Cet article est issu du magazine Les Indispensables de Sciences et Avenir n°210 daté juillet/ septembre 2022.

Sciences et Avenir : De plus en plus de personnes se disent sensibles aux champs électromagnétiques. Mais l'hyperélectrosensibilité (EHS) semble encore bien mystérieuse...

Yves Le Dréan : Il ne fait aucun doute que les personnes qui s'en plaignent sont effectivement malades. Cependant, on ignore si ces troubles, dont les symptômes ont été reconnus par l'OMS en 2005, sont attribuables aux ondes. Le problème, c'est qu'il y en a plus de quatre-vingts : maux de tête, fatigue, troubles du sommeil et de la concentration, picotements… Et aucun n'est spécifique. Il est donc difficile d'établir un repère clinique caractéristique de la maladie. Or les patients ne se plaignent pas tous des mêmes symptômes, ni des mêmes sources d'exposition : des basses fréquences - générées par le courant circulant dans des appareils électriques - aux radiofréquences, produites par la téléphonie mobile, le wifi ou les micro-ondes. Alors que ces ondes interagissent avec le vivant de manière très différente. Jusqu'à présent, aucune causalité ne peut être mise au jour, car les études menées n'ont pas été concluantes.
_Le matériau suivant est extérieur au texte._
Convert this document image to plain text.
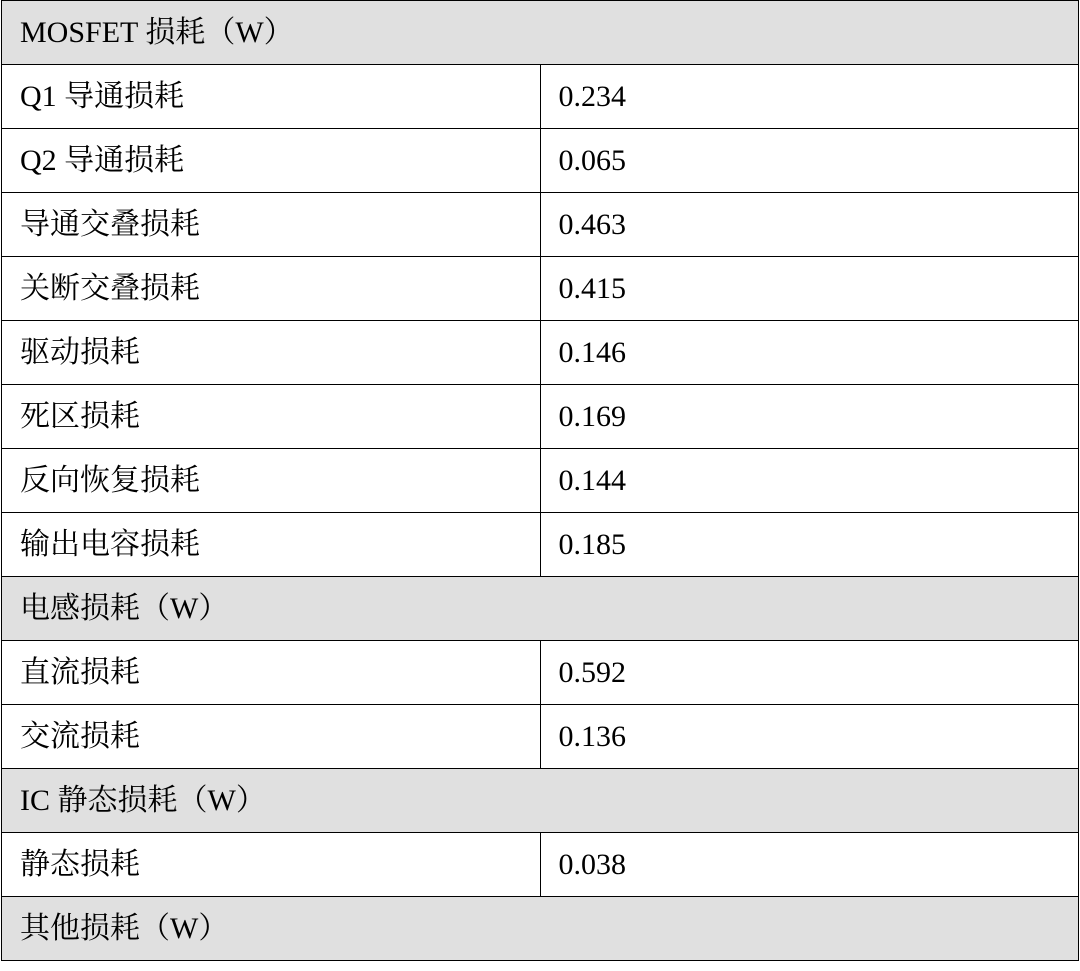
MOSFET 损耗（W）	
Q1 导通损耗	0.234
Q2 导通损耗	0.065
导通交叠损耗	0.463
关断交叠损耗	0.415
驱动损耗	0.146
死区损耗	0.169
反向恢复损耗	0.144
输出电容损耗	0.185
电感损耗（W）	
直流损耗	0.592
交流损耗	0.136
IC 静态损耗（W）	
静态损耗	0.038
其他损耗（W）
Les patients ne sont vraisemblablement pas capables de détecter consciemment s'ils sont exposés, mais on ne sait pas s'il peut y avoir une perception inconsciente.

Mais est-il vraisemblable que l'humain soit biologiquement équipé pour percevoir les ondes ?

Au sein du règne animal, il existe deux systèmes de magnétoréception. La magnétite - des cristaux minéraux d'oxyde de fer - et les cryptochromes, des protéines qui s'activent sous l'action de la lumière. Chez certains animaux, on sait que la magnétite est associée au sens de l'orientation, et il a été démontré que, chez les oiseaux et les insectes, les cryptochromes servent à détecter le champ magnétique statique terrestre. En revanche, s'ils sont bien présents chez l'humain, ils ne semblent associés à aucune structure de p[...]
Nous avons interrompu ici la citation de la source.